Substitute \(x = -3\) into the domain condition derived in Step 1: \(3(-3) - 9 = -18\). Since -18 is less than 0, \(x = -3\) is not in the domain of the expression.

Check for Value \(x = 3\)

Substitute \(x = 3\) into the domain condition derived in Step 1: \(3(3) - 9 = 0\). Since the result is equal to 0, \(x = 3\) is in the domain of the expression.

Key concepts

Square Root Function

Square roots are fascinating mathematical functions. They find the number which, when multiplied by itself, yields a specific value, referred to as the radicand. For instance, in the expression \( \sqrt{9} \), 9 is the radicand, and the square root is 3, since \( 3 \times 3 = 9 \).

In mathematics, square root functions often appear in expressions where we want to determine the values under the square root symbol that will result in real numbers. This is crucial because if we try to take the square root of a negative number in the real number system, we end up with imaginary numbers, not real ones. That's why we carefully define the conditions for the values within a square root expression, ensuring they result in meaningful, real outputs.

For example, in the expression \( \sqrt{3x - 9} \), it's crucial to identify all \( x \) values that make \( 3x - 9 \) non-negative. This helps us determine the domain, which we'll explore in the next section.

Domain Condition

Every function's domain is the set of input values (or \( x \) values) that will produce valid outputs. For square root functions, this means ensuring that the expression inside the square root, known as the radicand, is not negative. Ensuring this condition is met prevents outputs from becoming complex or imaginary numbers, which are beyond regular real value systems.

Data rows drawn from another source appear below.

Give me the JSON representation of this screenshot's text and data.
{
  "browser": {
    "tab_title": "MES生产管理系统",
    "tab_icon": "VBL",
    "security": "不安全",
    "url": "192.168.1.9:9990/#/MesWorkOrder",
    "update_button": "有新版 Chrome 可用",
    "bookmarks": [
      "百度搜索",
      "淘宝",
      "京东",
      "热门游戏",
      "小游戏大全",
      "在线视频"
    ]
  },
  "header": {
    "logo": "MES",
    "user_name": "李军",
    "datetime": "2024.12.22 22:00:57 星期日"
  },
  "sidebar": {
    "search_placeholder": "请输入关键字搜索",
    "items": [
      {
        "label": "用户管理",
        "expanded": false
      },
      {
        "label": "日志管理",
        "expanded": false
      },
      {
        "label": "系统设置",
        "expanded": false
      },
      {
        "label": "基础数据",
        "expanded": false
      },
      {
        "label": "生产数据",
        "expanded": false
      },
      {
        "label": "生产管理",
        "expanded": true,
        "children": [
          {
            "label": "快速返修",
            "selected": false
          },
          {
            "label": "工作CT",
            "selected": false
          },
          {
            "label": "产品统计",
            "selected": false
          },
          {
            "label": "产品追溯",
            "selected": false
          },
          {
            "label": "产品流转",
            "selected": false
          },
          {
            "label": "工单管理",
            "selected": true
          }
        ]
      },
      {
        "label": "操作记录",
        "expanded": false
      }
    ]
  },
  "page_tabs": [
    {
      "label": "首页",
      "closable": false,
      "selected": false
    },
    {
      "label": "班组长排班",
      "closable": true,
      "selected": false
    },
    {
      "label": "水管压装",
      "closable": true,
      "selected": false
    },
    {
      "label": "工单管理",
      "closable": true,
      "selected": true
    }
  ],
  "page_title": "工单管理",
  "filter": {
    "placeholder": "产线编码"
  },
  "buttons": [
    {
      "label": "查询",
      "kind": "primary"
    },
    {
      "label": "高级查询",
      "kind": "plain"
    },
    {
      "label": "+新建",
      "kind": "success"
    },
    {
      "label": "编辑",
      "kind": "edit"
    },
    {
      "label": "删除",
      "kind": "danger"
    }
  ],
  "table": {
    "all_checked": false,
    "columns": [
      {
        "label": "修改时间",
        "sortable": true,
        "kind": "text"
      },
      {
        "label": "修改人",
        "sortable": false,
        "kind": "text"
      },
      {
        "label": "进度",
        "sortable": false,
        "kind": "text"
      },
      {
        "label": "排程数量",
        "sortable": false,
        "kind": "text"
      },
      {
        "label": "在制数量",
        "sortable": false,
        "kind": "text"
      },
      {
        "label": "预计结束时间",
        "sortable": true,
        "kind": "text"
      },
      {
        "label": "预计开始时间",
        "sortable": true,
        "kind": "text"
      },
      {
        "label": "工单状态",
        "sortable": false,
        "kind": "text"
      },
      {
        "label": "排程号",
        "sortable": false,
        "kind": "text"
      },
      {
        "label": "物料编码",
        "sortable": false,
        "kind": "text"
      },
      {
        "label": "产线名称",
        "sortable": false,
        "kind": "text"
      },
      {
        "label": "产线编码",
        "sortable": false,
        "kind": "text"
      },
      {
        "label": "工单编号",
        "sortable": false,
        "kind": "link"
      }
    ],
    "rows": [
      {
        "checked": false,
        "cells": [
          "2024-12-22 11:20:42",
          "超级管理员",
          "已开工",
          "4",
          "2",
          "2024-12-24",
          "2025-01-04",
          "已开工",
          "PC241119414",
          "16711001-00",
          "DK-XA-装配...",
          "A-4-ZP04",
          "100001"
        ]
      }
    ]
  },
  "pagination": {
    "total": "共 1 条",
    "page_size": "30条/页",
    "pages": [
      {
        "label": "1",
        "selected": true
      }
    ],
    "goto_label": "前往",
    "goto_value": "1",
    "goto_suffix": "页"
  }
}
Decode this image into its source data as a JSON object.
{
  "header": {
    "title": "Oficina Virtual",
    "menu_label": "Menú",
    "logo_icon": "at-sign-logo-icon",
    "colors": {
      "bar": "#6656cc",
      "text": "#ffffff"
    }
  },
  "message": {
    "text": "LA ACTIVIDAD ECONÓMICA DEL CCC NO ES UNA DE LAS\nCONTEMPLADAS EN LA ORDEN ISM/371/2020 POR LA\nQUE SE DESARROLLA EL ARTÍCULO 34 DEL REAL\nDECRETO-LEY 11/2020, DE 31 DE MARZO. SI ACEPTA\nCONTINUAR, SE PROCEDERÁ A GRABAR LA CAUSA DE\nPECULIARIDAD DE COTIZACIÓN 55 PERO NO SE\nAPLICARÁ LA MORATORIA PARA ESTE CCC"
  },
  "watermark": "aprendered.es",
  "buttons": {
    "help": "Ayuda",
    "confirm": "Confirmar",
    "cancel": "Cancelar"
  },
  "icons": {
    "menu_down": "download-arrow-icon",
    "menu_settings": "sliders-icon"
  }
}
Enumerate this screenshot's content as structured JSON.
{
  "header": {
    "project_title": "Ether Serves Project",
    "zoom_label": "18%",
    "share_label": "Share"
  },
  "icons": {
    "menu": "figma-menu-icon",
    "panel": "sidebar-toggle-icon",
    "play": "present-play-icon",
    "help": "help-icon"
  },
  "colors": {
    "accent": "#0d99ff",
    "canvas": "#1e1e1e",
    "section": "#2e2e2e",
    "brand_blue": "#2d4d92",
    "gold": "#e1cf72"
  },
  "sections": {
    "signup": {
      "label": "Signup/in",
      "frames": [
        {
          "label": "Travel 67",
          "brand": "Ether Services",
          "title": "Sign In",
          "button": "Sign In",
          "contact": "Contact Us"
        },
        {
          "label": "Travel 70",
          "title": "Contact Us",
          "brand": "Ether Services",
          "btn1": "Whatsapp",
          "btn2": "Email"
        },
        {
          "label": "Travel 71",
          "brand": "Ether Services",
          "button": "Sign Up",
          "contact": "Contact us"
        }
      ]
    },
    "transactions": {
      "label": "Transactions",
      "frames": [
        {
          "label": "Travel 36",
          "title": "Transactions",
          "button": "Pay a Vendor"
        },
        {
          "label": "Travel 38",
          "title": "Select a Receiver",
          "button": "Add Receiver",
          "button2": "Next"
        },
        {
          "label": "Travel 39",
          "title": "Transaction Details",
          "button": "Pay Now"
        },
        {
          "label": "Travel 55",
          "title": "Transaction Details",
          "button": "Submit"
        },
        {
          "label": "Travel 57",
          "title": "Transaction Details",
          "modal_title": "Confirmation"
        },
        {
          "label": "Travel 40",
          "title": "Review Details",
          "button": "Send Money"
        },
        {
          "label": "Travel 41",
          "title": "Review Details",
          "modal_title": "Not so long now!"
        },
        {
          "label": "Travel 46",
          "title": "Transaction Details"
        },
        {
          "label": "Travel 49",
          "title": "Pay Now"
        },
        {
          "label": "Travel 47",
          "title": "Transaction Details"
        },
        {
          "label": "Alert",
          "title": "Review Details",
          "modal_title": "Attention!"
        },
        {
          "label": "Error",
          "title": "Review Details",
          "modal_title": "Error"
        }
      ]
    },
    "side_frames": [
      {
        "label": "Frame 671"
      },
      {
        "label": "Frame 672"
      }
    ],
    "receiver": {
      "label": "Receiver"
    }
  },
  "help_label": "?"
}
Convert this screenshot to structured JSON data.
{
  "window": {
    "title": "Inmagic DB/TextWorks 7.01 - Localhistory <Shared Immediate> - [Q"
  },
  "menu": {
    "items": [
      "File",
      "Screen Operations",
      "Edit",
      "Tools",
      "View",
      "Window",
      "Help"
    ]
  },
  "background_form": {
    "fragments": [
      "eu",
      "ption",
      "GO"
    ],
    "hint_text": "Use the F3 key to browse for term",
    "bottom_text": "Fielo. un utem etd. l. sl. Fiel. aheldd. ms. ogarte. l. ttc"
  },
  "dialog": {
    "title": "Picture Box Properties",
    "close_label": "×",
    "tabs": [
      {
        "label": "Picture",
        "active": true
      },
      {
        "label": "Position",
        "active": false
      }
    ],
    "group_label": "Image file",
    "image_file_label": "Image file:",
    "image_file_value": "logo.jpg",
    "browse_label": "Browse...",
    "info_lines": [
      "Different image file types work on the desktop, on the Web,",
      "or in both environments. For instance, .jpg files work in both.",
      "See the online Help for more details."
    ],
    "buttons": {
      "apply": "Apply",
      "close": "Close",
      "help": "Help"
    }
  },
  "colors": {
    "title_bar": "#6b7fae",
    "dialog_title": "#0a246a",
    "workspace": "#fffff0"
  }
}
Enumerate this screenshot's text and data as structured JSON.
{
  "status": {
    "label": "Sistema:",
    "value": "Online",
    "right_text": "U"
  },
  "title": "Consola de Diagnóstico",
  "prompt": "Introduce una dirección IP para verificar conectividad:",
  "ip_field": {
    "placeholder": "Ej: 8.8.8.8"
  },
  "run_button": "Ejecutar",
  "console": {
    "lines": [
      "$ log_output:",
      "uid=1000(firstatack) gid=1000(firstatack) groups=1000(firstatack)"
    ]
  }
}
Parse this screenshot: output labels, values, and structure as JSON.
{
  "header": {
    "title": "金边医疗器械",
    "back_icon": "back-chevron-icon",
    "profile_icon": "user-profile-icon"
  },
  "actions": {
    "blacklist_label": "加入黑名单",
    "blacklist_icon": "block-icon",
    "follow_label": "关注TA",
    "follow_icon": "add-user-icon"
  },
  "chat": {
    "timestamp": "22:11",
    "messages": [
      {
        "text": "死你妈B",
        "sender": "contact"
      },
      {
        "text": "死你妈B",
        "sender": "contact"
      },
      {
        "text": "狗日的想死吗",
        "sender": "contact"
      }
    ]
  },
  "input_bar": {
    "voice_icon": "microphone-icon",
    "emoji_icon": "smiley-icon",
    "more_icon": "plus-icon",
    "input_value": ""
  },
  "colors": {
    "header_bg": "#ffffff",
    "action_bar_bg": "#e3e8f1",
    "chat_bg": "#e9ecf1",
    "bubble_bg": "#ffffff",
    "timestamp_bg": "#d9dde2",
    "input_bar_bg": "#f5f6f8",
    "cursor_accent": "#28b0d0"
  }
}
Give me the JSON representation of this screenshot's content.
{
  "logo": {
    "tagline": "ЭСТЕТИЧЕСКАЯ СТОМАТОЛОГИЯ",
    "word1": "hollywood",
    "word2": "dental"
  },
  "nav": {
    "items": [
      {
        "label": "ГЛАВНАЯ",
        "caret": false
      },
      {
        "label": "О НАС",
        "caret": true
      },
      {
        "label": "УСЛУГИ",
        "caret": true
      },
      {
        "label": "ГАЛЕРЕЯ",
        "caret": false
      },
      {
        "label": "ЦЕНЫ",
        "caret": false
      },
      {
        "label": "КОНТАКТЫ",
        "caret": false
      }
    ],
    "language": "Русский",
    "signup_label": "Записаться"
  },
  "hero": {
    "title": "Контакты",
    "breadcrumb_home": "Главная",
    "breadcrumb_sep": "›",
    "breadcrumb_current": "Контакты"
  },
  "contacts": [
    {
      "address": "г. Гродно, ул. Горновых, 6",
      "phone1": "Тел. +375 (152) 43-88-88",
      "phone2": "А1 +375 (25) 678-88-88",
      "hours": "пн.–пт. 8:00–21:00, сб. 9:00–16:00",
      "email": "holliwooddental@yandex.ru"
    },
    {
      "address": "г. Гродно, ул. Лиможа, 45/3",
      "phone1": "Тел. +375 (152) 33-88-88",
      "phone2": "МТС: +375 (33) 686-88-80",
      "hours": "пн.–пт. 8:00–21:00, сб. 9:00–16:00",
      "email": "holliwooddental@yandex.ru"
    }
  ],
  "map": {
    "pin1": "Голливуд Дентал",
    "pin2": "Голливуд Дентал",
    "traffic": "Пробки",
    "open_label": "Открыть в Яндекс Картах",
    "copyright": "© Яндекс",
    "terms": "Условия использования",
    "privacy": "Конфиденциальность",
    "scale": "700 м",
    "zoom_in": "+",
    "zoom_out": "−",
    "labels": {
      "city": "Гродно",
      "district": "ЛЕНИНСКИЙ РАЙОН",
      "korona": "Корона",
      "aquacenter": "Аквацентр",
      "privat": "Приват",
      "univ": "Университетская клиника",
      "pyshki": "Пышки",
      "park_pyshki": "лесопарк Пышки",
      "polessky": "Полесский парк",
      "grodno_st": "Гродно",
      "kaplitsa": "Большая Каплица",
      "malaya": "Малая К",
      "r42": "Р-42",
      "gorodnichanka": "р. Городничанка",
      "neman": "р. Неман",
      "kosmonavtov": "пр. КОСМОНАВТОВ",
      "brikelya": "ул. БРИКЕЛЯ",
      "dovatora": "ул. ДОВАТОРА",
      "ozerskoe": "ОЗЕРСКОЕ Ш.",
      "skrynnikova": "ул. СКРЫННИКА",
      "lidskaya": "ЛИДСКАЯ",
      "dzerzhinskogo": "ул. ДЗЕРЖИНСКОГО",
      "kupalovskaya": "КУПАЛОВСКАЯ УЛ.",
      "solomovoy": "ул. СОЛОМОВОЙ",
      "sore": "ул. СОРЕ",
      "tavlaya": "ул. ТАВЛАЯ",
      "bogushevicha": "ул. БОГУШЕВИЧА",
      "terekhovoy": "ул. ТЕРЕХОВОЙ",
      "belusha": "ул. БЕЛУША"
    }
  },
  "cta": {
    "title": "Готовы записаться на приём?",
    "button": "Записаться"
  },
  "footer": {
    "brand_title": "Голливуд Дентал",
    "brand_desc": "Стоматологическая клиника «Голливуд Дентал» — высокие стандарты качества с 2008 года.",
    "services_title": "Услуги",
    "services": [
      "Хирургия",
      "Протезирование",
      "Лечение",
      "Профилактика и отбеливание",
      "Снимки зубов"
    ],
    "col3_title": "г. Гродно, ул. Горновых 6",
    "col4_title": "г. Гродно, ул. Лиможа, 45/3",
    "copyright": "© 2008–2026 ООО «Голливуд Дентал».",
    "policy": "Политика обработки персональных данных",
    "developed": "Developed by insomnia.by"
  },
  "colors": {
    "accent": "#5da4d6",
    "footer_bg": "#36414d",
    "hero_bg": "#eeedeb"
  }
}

In our example, the expression is \( \sqrt{3x-9} \). Here, we apply the domain condition: \( 3x - 9 \geq 0 \). By solving this inequality, we determine when this condition is met:

• Add 9 to both sides: \( 3x \geq 9 \)
• Divide by 3: \( x \geq 3 \)

Thus, for any \( x \) greater than or equal to 3, the expression \( \sqrt{3x - 9} \) will be valid, remaining within the realm of real numbers. The domain here is \( x \geq 3 \), meaning all real numbers from 3 upwards.

Real Numbers

Real numbers are a fundamental part of mathematics. They include all numbers that can be found on the number line, encompassing whole numbers, positive and negative numbers, fractions, and irrational numbers like \( \sqrt{2} \).

For square root expressions, real numbers are crucial. If the radicand or the expression inside the square root becomes negative, the result is not a real number but an imaginary one. This is why ensuring the radicand remains non-negative establishes the boundaries of what's possible within real number constraints.

In the context of \( \sqrt{3x - 9} \), when the expression inside is zero or positive, it results in real numbers. However, if it turns negative, the results are no longer real, leading us into complex numbers. Thus, understanding and ensuring the domain helps maintain the expression's outcomes strictly in the real number space.